How does the user define new types, extend/overload old one?
- To define a new type, the user would need to create a class for
the new type. This class would contain the expr that matched the
new type. The class
__call__method would be overloaded to receive a raw string and determine if it matched the new type. If the raw string matches, an new instance of the type is created and that instance's string becomes the matching sub-string. The instance also maintains the start and end positions of the sub-string in relation to the original string. The class also needs to maintain a span method, which returns a tuple (start,end), of the sub-string's position.
- To change how a type is matched the user would need to alter the expr in the class for the type to be changed.
- To ignore a type, the easy way is to remove the type from self.types in Doc. This class either be done brute force by literally removing it from the code, or by subclassing doc and simply splicing the type from self.type NOTE : this requires knowing the location of the type in the list
How to extend DOC to recognize new types
Define the new type
- Need to write a new class for the type. This class must have the following
- an overloaded call function
- an overloaded init function
- a span function
- a type function
- string function
- The init function will create a self.str item for the new type. Also has two items for the span function, self.start, self.end
- The type function will return string which tells what type the instance is. Ex : the current header class's .type() returns "header"

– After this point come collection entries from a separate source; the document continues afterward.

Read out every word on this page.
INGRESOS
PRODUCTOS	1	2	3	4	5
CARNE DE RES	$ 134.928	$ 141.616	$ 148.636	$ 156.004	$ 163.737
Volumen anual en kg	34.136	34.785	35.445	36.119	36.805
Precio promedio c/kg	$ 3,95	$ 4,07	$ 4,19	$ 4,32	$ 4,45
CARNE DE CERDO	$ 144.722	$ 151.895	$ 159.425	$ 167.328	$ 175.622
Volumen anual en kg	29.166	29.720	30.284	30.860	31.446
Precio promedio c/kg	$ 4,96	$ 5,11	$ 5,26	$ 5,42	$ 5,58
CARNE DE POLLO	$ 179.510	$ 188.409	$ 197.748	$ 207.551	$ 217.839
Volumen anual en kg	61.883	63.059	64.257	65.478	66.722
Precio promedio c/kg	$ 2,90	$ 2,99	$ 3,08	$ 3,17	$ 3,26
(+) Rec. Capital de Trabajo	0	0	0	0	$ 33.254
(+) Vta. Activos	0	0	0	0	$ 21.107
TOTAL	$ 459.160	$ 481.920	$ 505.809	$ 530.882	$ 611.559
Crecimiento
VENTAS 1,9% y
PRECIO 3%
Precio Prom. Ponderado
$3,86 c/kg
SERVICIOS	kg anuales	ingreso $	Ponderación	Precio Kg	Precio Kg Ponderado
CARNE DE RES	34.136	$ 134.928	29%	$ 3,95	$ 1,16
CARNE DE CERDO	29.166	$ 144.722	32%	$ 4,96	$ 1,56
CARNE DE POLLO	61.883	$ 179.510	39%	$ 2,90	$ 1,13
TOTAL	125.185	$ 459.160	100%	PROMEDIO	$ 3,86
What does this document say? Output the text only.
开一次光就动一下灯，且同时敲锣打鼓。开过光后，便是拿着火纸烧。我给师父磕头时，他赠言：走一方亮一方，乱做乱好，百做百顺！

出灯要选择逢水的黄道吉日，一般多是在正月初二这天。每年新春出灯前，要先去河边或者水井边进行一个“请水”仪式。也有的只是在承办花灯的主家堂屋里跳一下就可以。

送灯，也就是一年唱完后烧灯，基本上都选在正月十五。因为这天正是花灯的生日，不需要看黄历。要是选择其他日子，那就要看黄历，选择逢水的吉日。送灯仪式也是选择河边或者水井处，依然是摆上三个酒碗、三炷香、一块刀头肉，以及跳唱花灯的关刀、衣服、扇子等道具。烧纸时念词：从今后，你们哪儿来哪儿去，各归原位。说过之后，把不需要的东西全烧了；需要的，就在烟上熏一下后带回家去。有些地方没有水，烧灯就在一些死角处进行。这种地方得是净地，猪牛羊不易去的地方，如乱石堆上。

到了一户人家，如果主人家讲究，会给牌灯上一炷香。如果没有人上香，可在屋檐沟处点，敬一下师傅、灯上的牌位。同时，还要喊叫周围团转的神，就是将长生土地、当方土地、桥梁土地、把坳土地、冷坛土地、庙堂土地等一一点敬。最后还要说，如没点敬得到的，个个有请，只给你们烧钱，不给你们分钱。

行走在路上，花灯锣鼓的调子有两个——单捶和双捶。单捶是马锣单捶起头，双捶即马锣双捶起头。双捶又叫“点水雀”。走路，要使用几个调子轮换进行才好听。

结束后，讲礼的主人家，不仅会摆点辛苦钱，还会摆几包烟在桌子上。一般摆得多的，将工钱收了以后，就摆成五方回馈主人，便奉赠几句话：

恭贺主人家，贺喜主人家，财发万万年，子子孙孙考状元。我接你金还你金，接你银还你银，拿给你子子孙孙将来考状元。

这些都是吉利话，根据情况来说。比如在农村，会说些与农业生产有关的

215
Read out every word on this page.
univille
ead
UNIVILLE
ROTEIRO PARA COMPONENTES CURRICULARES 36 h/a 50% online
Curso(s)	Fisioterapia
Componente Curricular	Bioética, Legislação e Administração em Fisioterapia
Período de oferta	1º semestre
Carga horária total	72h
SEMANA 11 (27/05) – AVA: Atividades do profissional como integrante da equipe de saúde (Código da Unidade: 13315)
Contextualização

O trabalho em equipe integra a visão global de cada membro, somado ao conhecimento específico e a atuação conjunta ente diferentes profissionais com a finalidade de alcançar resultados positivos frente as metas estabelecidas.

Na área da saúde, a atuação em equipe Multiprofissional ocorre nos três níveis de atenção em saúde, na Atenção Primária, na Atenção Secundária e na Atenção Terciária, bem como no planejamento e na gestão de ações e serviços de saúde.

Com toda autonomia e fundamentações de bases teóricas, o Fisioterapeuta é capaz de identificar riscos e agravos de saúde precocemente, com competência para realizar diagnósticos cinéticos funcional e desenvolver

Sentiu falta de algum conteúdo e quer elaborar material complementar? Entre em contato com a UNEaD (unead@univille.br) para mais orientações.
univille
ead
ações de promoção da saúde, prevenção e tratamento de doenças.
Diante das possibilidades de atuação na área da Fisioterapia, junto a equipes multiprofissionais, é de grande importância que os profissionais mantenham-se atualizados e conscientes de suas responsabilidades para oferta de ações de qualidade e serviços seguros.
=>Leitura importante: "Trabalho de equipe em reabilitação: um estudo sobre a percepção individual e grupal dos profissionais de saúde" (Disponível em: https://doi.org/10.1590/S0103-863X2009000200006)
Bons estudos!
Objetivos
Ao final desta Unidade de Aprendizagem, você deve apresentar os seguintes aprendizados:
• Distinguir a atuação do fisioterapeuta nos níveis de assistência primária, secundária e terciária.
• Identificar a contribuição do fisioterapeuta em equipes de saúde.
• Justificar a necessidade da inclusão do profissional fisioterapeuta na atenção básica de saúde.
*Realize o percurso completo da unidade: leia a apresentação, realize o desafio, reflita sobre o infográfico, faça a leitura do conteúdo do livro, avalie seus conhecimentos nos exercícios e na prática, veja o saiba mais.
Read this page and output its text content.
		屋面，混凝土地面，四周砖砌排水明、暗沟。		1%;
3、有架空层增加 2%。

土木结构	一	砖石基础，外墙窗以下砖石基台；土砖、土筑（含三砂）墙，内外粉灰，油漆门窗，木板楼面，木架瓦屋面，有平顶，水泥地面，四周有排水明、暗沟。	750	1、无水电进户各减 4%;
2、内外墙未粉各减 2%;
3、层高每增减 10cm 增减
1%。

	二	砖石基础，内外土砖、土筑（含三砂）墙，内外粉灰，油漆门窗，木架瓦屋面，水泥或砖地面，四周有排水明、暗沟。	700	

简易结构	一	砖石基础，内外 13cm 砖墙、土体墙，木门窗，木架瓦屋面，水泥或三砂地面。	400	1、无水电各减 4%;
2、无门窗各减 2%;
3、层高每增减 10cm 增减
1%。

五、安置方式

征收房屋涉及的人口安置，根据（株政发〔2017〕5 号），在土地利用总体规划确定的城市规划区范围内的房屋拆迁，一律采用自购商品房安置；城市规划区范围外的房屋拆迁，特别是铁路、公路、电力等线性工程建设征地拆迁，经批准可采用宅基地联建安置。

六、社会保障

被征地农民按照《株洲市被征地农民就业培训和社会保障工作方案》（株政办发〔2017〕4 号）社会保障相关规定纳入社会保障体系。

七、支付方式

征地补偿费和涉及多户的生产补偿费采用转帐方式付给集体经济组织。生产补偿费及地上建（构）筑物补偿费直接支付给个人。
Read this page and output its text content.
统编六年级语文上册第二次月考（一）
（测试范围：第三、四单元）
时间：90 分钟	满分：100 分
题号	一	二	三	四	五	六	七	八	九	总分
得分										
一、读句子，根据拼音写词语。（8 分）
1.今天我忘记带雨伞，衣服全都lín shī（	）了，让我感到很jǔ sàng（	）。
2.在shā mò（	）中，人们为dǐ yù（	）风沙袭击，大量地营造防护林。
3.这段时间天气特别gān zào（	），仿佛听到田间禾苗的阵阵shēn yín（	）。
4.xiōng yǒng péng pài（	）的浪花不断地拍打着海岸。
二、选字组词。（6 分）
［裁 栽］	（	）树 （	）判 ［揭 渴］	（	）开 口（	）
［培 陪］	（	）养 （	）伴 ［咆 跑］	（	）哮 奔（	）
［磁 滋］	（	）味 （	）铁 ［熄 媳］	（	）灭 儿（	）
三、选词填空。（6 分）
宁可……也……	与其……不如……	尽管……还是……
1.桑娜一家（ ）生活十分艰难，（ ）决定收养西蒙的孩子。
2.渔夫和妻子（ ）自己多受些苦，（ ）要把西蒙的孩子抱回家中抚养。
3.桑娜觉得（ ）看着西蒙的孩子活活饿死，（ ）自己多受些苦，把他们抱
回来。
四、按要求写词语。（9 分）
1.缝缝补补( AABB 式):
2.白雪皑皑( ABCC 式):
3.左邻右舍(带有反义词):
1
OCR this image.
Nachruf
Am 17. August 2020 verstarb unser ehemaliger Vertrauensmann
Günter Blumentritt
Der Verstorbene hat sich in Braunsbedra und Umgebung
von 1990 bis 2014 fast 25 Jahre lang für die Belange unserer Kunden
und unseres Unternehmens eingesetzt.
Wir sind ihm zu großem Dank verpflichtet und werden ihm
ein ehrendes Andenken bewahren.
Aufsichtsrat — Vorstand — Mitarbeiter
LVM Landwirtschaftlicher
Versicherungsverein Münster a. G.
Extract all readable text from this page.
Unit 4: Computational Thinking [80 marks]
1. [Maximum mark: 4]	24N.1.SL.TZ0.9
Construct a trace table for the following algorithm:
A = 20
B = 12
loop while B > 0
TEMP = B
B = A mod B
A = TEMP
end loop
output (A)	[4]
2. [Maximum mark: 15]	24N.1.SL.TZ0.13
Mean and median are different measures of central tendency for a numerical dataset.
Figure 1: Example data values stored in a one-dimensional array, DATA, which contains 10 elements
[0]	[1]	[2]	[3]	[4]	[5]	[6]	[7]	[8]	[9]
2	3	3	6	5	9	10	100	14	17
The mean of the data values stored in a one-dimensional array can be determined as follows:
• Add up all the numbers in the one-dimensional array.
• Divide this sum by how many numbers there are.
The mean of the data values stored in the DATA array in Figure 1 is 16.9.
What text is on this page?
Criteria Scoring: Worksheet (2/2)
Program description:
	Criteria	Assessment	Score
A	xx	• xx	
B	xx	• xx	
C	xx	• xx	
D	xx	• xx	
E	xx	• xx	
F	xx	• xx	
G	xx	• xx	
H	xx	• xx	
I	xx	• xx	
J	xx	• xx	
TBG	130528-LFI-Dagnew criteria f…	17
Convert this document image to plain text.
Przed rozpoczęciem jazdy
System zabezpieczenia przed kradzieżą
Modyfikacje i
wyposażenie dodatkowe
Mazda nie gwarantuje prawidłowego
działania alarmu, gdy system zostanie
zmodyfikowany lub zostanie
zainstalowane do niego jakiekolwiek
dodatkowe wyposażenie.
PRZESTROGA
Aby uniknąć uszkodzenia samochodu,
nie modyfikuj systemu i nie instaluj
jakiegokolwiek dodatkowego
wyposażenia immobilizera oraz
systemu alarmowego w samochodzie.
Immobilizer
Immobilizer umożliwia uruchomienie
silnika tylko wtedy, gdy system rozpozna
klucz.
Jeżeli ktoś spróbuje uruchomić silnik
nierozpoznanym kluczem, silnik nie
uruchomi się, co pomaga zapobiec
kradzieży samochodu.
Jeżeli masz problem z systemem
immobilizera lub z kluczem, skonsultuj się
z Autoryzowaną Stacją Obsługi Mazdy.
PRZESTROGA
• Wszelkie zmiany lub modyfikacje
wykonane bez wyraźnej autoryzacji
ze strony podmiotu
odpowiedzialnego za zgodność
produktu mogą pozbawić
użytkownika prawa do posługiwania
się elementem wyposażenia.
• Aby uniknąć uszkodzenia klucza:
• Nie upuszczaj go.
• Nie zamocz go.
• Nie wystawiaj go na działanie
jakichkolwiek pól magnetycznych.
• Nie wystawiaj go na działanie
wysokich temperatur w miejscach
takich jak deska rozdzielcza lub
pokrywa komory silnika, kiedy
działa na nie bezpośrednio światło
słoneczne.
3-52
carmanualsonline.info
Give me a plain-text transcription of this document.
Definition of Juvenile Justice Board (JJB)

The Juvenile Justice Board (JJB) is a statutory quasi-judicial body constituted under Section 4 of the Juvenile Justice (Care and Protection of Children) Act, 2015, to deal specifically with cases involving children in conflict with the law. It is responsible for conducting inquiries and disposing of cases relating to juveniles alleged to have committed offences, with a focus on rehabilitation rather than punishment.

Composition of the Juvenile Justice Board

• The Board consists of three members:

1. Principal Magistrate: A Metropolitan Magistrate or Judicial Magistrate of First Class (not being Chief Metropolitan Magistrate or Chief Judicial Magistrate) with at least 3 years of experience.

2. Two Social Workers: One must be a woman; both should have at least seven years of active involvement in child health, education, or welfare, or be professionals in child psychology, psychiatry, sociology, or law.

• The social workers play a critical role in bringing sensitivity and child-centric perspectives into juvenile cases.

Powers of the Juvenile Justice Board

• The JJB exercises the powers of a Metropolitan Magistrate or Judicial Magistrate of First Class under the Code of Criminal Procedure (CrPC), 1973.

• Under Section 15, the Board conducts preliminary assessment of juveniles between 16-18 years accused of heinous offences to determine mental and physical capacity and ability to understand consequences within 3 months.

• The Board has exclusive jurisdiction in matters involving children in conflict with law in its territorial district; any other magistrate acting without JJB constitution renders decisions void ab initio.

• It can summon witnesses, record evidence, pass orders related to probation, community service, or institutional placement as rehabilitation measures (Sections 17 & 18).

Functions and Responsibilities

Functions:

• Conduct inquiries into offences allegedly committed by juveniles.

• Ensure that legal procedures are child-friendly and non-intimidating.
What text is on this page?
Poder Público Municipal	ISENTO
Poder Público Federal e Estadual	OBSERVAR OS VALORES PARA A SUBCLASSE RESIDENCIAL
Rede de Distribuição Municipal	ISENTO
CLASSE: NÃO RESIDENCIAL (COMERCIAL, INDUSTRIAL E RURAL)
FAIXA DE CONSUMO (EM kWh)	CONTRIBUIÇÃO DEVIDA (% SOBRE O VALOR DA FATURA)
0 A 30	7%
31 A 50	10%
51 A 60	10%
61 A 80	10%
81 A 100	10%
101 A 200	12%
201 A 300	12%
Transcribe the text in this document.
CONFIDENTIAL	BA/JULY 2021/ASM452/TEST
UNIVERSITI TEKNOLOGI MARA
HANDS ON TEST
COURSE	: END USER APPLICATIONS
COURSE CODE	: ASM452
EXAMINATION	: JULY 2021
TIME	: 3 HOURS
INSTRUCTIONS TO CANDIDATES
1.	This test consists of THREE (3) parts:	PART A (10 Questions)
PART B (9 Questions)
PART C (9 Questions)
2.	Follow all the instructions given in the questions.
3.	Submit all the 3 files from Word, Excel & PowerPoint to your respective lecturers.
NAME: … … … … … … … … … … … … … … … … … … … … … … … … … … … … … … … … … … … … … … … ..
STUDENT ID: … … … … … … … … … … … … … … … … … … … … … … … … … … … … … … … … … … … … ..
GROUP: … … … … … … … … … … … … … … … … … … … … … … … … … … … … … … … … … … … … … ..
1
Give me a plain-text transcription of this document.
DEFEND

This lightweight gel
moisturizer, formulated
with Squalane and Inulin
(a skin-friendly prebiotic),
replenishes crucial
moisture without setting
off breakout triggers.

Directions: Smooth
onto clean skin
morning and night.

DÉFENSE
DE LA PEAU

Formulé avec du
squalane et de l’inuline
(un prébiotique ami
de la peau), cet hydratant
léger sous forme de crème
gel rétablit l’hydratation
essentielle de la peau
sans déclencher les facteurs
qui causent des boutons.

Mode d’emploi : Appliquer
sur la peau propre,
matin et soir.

- A string function which returns self.str
- The overloaded call function receives a string and determines if there is a matching structured text type in the string. If there is, set self.start and self.end for the range of the sub-string that matches. Create a new instance whose string is the matching sub-string. Return the new instanace
- span returns the tuple (self.start,self.end)
Make it so DOC can recognize the new type
- Need to create a new DOC, which subclasses the old DOC
- Overload the init function. Perform the original DOC init, but then self.types needs to be modified. This is a list of structured text types. An instance of the new type must be inserted/appended to the list. NOTE : Order does matter.
How to extend DOC to overload old types
How to extend a parser
Sub-Class an older parser
- Why Sub-class an older parser?
- If the user is modifying a small number of structured text types, it is faster to sub-class and have the majority of the types pre-defined by an old parser.
To add a new type
- Modify the self.types for the parser class. This is a dictionary, so order is illrelevant. Ex: self.types["newtypename"]? = self.typefunction where newtypename is the string returned by the new instance's .type() call and typefunction is the function in the parser which handles that instance type.
- Modify the self.self_par if the strucuture marks paragraphs internally. Ex: self.self_par.append("newtypename") where newtypename is the string returned by the new instance's .type() call. Headers and lists do this currently
To overload a built-in type
- In the new class, re-define the function which handles the type Ex: overloading header In the sub-class, re-define header def header(self,object): self.string = self.string + "I am not a header or crook"
- Remember that functions receive instances of the types they handle. To go through the instance's string, use the .string() call.
- The .string() call returns either a string (if the object's string is text only) or a list if the object's string contains other instances. If a list is returned it is necessary to go throught each item. There can be only three things in a list, strings, lists, and instances. For strings, call the self.paragraph function, or whatever function handles strings. For lists, call the self.loop function. For instances, call then self.instance function.